As shown in the figure, A is a man of mass 60 kg standing on a block of mass 40 kg kept on ground. The coefficient of friction between the feet of the man and the block is 0.3 and that between B and ground is 0.2. If the person pulls the string with 125 N force, then

• A. B will slide on ground
• B. A and B will move with acceleration 0.5 ms${}^{-2}$
• C. the force of friction acting between A and B will be 40 N
• D. the force of friction acting between A and B will be 180 N

Answer 1

The correct option is D the force of friction acting between A and B will be 180 N

Lets start with calculating frictional forces.

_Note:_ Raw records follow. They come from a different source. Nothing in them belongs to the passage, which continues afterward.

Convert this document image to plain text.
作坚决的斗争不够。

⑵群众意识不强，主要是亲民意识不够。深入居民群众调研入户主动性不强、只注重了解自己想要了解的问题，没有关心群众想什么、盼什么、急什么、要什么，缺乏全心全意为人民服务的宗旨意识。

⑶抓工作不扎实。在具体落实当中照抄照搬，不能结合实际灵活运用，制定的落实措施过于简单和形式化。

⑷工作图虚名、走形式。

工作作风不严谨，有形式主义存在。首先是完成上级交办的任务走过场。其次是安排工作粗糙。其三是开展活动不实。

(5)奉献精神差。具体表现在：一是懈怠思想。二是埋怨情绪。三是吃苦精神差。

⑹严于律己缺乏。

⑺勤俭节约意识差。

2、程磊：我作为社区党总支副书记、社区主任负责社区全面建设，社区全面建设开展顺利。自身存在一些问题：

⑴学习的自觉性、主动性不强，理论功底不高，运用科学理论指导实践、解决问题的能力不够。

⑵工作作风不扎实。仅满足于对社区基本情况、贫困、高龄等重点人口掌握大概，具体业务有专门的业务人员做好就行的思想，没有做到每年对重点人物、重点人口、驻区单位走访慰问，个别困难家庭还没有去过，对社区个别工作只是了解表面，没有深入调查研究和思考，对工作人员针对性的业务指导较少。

Frictional force between man and block

$f_1=\mu m_{A}g$

$⟹f_1=$ 0.3 x 60 x 10

$⟹f_1=$ 180 N

Frictional force between block and ground

$f_2=\mu (m_A+m_B)g$

$⟹f_2=$ 0.2 x ( 60 + 40) x 10

$⟹f_2=$ 200 N

Now, total friction force on the block

$f_B=f_1+f_2$

$⟹f_B=$ 380 N

Tension in the string $T=125N$

Since, frictions forces on the block is more than the force applied by the man. Therefore, there will not be any motion.

Friction acting between A and B $=f_1=$$180N$